Comparações entre sistemas devem ser feitos apenas com base na mesma função, quantificada por meio da unidade funcional na forma de seus fluxos de referência. Por exemplo, ao se comparar sabonete em barra com sabonete líquido, a base de comparação deve ser um serviço equivalente. Como a taxa de uso é diferente, a unidade funcional poderia ser 1.000 lavadas de mãos (VIGON et al., 1993). Já as quantidades de materiais do produto contidas na unidade funcional (fluxo de referência) podem variar entre as alternativas. Suponha que estudos de laboratório tenham determinado que em cada lavagem de mãos sejam utilizados, em média, 5 mm3 de sabonete em barra e 10 mm3 de sabonete líquido. Assim, seriam comparados 5.000 mm3 de sabonete em barras com 10.000 mm3 de sabonete líquido.
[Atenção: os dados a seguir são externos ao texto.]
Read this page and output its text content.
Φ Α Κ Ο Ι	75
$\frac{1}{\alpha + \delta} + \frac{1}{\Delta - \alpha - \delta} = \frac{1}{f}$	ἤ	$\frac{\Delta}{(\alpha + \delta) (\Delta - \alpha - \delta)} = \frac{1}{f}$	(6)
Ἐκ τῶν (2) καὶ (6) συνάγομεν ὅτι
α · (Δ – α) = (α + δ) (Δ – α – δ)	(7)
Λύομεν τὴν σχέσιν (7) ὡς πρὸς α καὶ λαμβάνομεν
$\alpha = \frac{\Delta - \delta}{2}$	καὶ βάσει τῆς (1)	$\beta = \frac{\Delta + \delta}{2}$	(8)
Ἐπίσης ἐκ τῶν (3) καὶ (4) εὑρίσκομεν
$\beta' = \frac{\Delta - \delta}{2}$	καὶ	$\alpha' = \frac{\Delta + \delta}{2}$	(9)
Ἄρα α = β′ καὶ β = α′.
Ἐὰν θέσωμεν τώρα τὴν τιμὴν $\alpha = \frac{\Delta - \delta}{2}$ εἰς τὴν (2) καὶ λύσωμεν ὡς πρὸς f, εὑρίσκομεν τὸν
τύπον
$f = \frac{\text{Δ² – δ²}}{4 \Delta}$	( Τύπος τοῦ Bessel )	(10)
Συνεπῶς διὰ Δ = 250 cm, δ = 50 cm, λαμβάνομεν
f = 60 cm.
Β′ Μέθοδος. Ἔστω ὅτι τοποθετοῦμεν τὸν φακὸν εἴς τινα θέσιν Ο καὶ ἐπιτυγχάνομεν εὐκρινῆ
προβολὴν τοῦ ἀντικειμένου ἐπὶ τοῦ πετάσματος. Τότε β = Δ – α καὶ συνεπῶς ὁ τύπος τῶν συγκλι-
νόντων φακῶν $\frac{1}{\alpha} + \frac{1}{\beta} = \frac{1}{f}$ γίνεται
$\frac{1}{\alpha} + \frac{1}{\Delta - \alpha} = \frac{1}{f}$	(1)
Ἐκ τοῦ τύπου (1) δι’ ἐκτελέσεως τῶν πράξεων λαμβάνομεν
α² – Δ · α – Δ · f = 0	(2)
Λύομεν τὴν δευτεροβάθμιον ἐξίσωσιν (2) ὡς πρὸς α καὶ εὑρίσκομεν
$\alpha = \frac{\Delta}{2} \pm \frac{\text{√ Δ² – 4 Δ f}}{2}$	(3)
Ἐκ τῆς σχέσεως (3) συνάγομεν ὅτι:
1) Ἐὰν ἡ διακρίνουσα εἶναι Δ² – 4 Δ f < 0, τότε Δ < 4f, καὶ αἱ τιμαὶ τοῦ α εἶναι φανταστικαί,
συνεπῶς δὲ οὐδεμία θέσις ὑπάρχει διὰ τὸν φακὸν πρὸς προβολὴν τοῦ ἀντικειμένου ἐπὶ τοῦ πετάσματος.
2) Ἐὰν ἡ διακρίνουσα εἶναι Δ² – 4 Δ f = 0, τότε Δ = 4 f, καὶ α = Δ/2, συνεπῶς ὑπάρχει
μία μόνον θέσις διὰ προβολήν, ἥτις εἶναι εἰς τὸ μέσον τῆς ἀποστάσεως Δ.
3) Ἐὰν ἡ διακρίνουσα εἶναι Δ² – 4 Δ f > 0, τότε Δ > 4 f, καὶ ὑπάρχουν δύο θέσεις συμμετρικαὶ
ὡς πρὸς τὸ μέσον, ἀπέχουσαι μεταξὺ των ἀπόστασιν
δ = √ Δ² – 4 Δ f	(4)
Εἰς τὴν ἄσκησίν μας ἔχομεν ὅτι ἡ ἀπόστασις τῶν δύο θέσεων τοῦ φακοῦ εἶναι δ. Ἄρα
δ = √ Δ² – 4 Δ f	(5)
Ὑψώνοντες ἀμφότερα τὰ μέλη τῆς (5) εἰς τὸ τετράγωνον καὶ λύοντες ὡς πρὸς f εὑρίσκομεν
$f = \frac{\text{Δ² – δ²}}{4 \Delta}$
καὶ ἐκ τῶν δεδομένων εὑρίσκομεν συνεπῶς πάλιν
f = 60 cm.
Wenzel, Hauschild & Alting (1997) declaram que também é necessário expressar na unidade funcional o tempo de duração da função provida pelo produto. Assim, por exemplo, um refrigerador com vida útil de 13 anos deve ser comparado com 1,3 refrigeradores de vida útil de 10 anos, expressando, dessa forma, os impactos ambientais por 13 anos. Além dos elementos quantitativos, deve-se incluir uma descrição qualitativa do nível de qualidade dos serviços fornecidos.